Dear Friends,
Step into my study. Shall I fill you a pipe? Pour you a dram? Excellent!
I want to share with you the newest addition to the study. Over the past few years I have dabbled a bit with collecting and listening to vinyl records, or “LPs.” There are a lot of reasons for that.
First, it’s kind of romantic to put a record on a turntable. It’s just intentional in a way clicking “play” on Spotify or Apple Music isn’t. It takes work. You have to want to listen to this album at this moment in time.
Second, listening to vinyl helps one to recover from the attention deficit disorder that has plagued the music industry since the advent of the Internet. People no longer listen to albums. They listen to single songs, which they arrange in their own playlists. I am a bit more old school, and think the arrangement of a set of songs is itself part of the intended art. You can do that with CDs, of course, but it just isn’t as much fun.

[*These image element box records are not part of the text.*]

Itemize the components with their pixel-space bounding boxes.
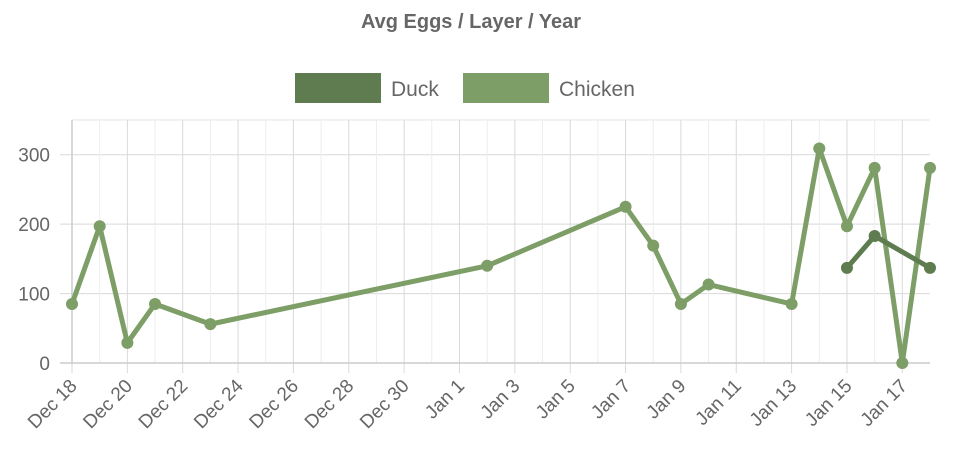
data-point[interactable] <box>204 318 217 331</box>
data-point[interactable] <box>481 259 494 272</box>
x-tick-label: Dec 28 <box>301 376 358 433</box>
x-tick-label: Jan 1 <box>421 376 469 424</box>
data-point[interactable] <box>840 261 853 274</box>
series-layer <box>66 142 936 369</box>
legend-item-chicken[interactable]: Chicken <box>463 73 635 103</box>
y-tick-label: 300 <box>18 146 50 167</box>
data-point[interactable] <box>121 336 134 349</box>
x-tick-label: Jan 5 <box>532 376 580 424</box>
data-point[interactable] <box>924 261 936 274</box>
data-point[interactable] <box>702 278 715 291</box>
chart-title: Avg Eggs / Layer / Year <box>361 11 581 33</box>
legend-swatch <box>463 73 549 103</box>
data-point[interactable] <box>924 161 936 174</box>
series-line <box>69 145 933 366</box>
legend-label: Duck <box>391 78 439 101</box>
legend-swatch <box>295 73 381 103</box>
legend-item-duck[interactable]: Duck <box>295 73 439 103</box>
data-point[interactable] <box>813 142 826 155</box>
data-point[interactable] <box>868 229 881 242</box>
data-point[interactable] <box>93 220 106 233</box>
data-point[interactable] <box>647 239 660 252</box>
x-tick-label: Jan 15 <box>801 376 856 431</box>
x-tick-label: Dec 30 <box>356 376 413 433</box>
x-tick-label: Dec 20 <box>79 376 136 433</box>
data-point[interactable] <box>619 200 632 213</box>
x-tick-label: Dec 24 <box>190 375 248 433</box>
x-tick-label: Jan 3 <box>477 376 525 424</box>
legend-label: Chicken <box>559 78 635 101</box>
x-tick-label: Jan 13 <box>746 376 801 431</box>
series-duck <box>840 229 936 274</box>
y-tick-label: 100 <box>18 285 50 306</box>
data-point[interactable] <box>785 297 798 310</box>
data-point[interactable] <box>896 357 909 369</box>
x-tick-label: Jan 11 <box>692 376 746 430</box>
x-tick-label: Dec 26 <box>246 376 303 433</box>
x-tick-label: Jan 7 <box>587 376 635 424</box>
series-chicken <box>66 142 936 369</box>
x-tick-label: Dec 18 <box>24 376 81 433</box>
x-tick-label: Jan 9 <box>643 376 691 424</box>
data-point[interactable] <box>840 220 853 233</box>
data-point[interactable] <box>66 297 78 310</box>
x-tick-label: Jan 17 <box>857 376 912 431</box>
y-tick-label: 0 <box>39 354 50 375</box>
data-point[interactable] <box>868 161 881 174</box>
y-tick-label: 200 <box>18 215 50 236</box>
legend: Duck Chicken <box>295 73 635 103</box>
data-point[interactable] <box>149 297 162 310</box>
data-point[interactable] <box>674 297 687 310</box>
x-tick-label: Dec 22 <box>135 376 192 433</box>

Third, it is fun to look for records at thrift stores and book sales. You can find gems hidden in the stacks, and often you can buy them for a dollar. If you take home some artist from the 70s you’ve never heard of, put it on the record player and discover why you have never heard of said artist (i.e., it’s terrible), you’re not out much money for the experience.
Fourth—and I know there are many who would scoff at this notion—vinyl really does sound better. Maybe that’s too value-laden. It sounds different. Digital music has a “brittleness” to it. Some might call it “crispness” or “clarity,” but I call it “brittle.” I think it actually takes switching to vinyl to really get what I’m saying. If I listen to Apple Music in my study all day, my ears get tired like they are getting slowly assaulted by sound. I find myself having to turn it off to give myself a break. Vinyl has a natural warmth that simply does not have this effect. It is more relaxing.